Pengelolaan Cagar Budaya di Jateng Perlu Dioptimalisasi

Pengelolaan Cagar Budaya di Jateng Perlu Dioptimalisasi

CAGAR BUDAYA. Komisi E DPRD Provinsi Jateng melihat pengelolaan cagar budaya di Keraton Ratu Boko Provinsi DIY, Senin (6/9/2021), dan berdiskusi mengenai optimalisasi pengelolaannya. (foto dewi kembangarum)

SLEMAN (suarasiber.co.id) – Optimalisasi pengelolaan kawasan cagar budaya menjadi sorotan Komisi E DPRD Provinsi Jateng, mengingat wilayah Jateng selama ini memiliki banyak bangunan-bangunan peninggalan/ situs-situs sejarah yang perlu dilestarikan dan dikelola dengan baik. Saat berdiskusi dengan Balai Pelestarian Cagar Budaya (BPCB) Direktorat Jenderal (Ditjen) Kebudayaan Kemendikbud di Pelataran Keraton Ratu Boko Provinsi DIY, Senin (6/9/2021),

Wakil Ketua Komisi E DPRD Provinsi Jateng Sri Ruwiyati memberikan apresiasinya kepada pihak pengelola kawasan Ratu Boko yang masih menjaga situs cagar budaya.

Ia menilai kawasan tersebut terbilang unik karena sebenarnya situs tersebut bukan sebuah candi. Berbagai literatur menyebutkan kawasan itu adalah reruntuhan sebuah kerajaan sehingga kerap disebut Keraton Ratu Boko.

“Namun, masyarakat lebih mengenal dengan Candi Ratu Boko. Dengan Prambanan, masih ada keterkaitan legenda dan sama-sama menjadi destinasi unggulan. Kami ingin mengetahui bagaimana konsep menarik wisatawan tanpa meninggalkan konsep pelestarian,” ucapnya.

Menanggapinya, Kepala BPCB Zaimul Ahzah menjelaskan bahwa pemerintah pusat membentuk pengelola Keraton Ratu Boko yakni PT Taman Wisata Candi (TWC) Borobudur Prambanan Ratu Boko (persero). Pihak BPCB sendiri, kata dia, merupakan instansi vertikal yakni unit pelaksana teknis (UPT) di bawah Ditjen Kebudayaan Kemendikbud.
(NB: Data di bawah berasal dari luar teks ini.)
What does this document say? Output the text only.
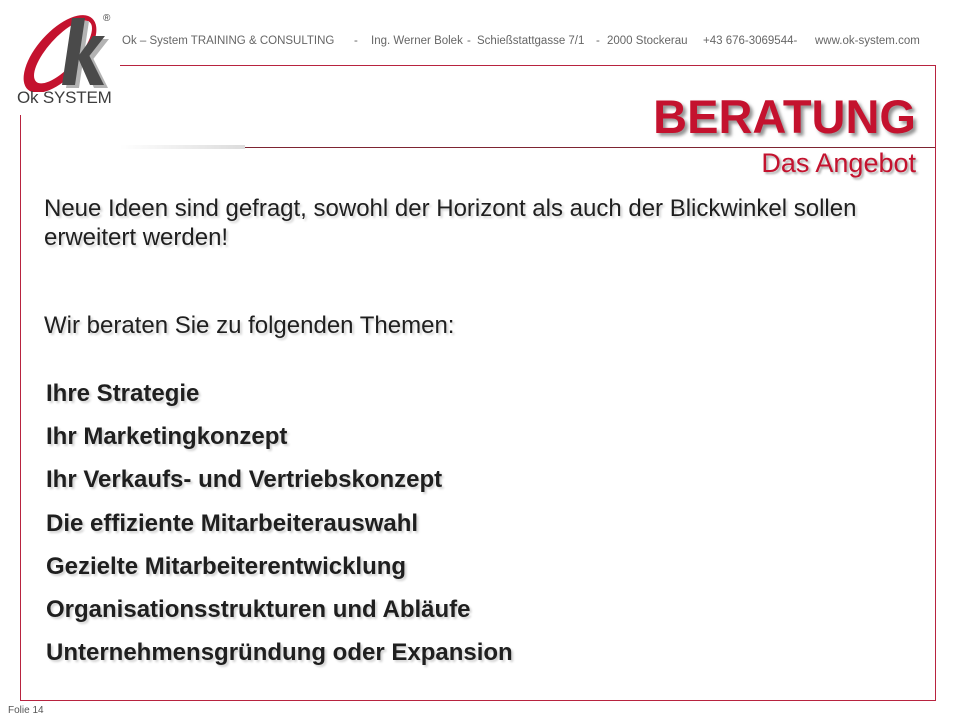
®
Ok SYSTEM
Ok – System TRAINING & CONSULTING - Ing. Werner Bolek - Schießstattgasse 7/1 - 2000 Stockerau +43 676-3069544- www.ok-system.com
BERATUNG
Das Angebot

Neue Ideen sind gefragt, sowohl der Horizont als auch der Blickwinkel sollen erweitert werden!

Wir beraten Sie zu folgenden Themen:

Ihre Strategie
Ihr Marketingkonzept
Ihr Verkaufs- und Vertriebskonzept
Die effiziente Mitarbeiterauswahl
Gezielte Mitarbeiterentwicklung
Organisationsstrukturen und Abläufe
Unternehmensgründung oder Expansion
Folie 14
Berkantor di Provinsi DIY, tugas dan fungsinya adalah melestarikan benda cagar budaya di antara Candi Prambanan, kawasan Keraton Ratu Boko, dan kawasan Kota Gede.

“Situs ini milik pemerintah yakni BPCB tapi dikelola PT TWC. Selama PPKM ini, untuk sementara, kami tutup sehingga belum bisa menjadi destinasi wisata. Keputusan dibuka sepenuhnya menunggu instruksi pusat,” kata Zaimul.
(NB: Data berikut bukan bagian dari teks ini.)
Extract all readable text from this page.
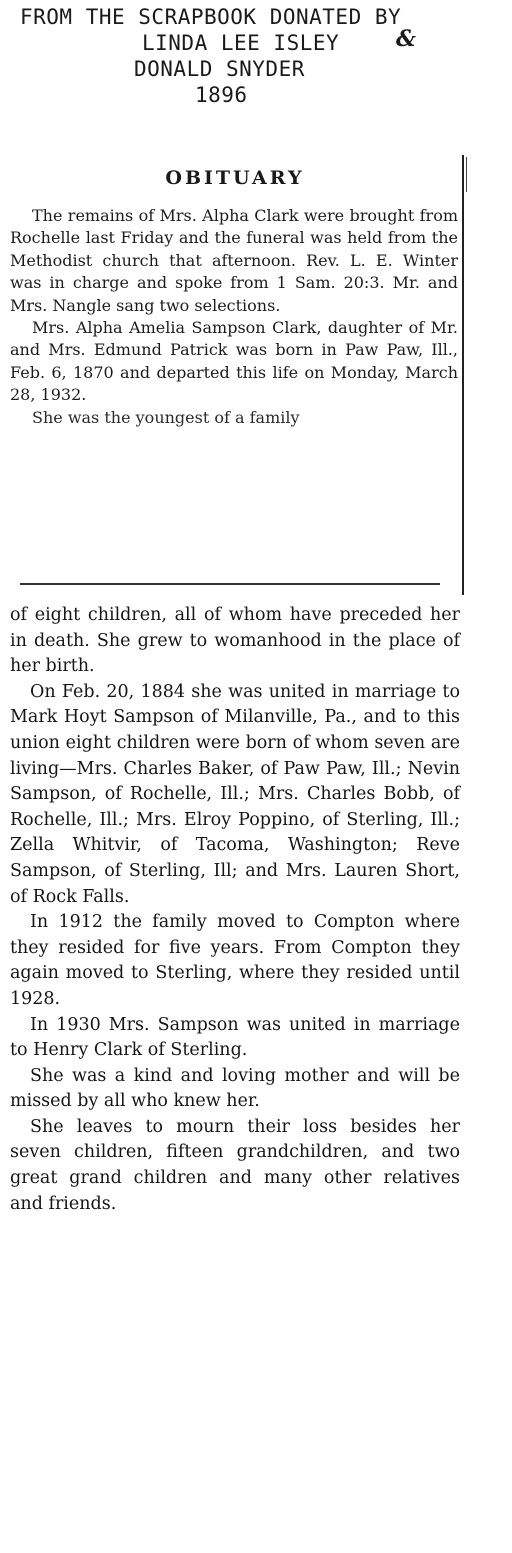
FROM THE SCRAPBOOK DONATED BY
LINDA LEE ISLEY
DONALD SNYDER
1896
&
OBITUARY

The remains of Mrs. Alpha Clark were brought from Rochelle last Friday and the funeral was held from the Methodist church that afternoon. Rev. L. E. Winter was in charge and spoke from 1 Sam. 20:3. Mr. and Mrs. Nangle sang two selections.

Mrs. Alpha Amelia Sampson Clark, daughter of Mr. and Mrs. Edmund Patrick was born in Paw Paw, Ill., Feb. 6, 1870 and departed this life on Monday, March 28, 1932.

She was the youngest of a family

of eight children, all of whom have preceded her in death. She grew to womanhood in the place of her birth.

On Feb. 20, 1884 she was united in marriage to Mark Hoyt Sampson of Milanville, Pa., and to this union eight children were born of whom seven are living—Mrs. Charles Baker, of Paw Paw, Ill.; Nevin Sampson, of Rochelle, Ill.; Mrs. Charles Bobb, of Rochelle, Ill.; Mrs. Elroy Poppino, of Sterling, Ill.; Zella Whitvir, of Tacoma, Washington; Reve Sampson, of Sterling, Ill; and Mrs. Lauren Short, of Rock Falls.

In 1912 the family moved to Compton where they resided for five years. From Compton they again moved to Sterling, where they resided until 1928.

In 1930 Mrs. Sampson was united in marriage to Henry Clark of Sterling.

She was a kind and loving mother and will be missed by all who knew her.

She leaves to mourn their loss besides her seven children, fifteen grandchildren, and two great grand children and many other relatives and friends.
Sementara, Kepala UPT Pengelola Keraton Ratu Boko Sri Hartini menambahkan dari sisi bangunan sebenarnya belum bisa dibilang candi. Secara legenda atau cerita rakyat, ada keterkaitan dengan Candi Prambanan terutama Rara Jonggrang dan Bandung Bandawasa. Situs Keraton Ratu Boko itu, lanjut Sri, masih menjadi penelitian. Kerap dilakukan eskavasi dari reruntuhan batu untuk mengetahui apa dan bagaimana kawasan ini terbentuk.

Dari temuan sejumlah fragmen, kawasan tersebut merupakan sebuah permukiman dan ada bangunan peribadatan. Dilihat dari temuan batuan candi, juga ada yang bercorak Hindu dan Buddha. Sebenarnya kawasan ini diyakini masih luas. Terbukti, masyarakat sekitar terkadang dalam aktivitas bercocok tanam kerap menemukan unsur batuan yang masih ada sangkutpautnya dengan Keraton Ratu Boko.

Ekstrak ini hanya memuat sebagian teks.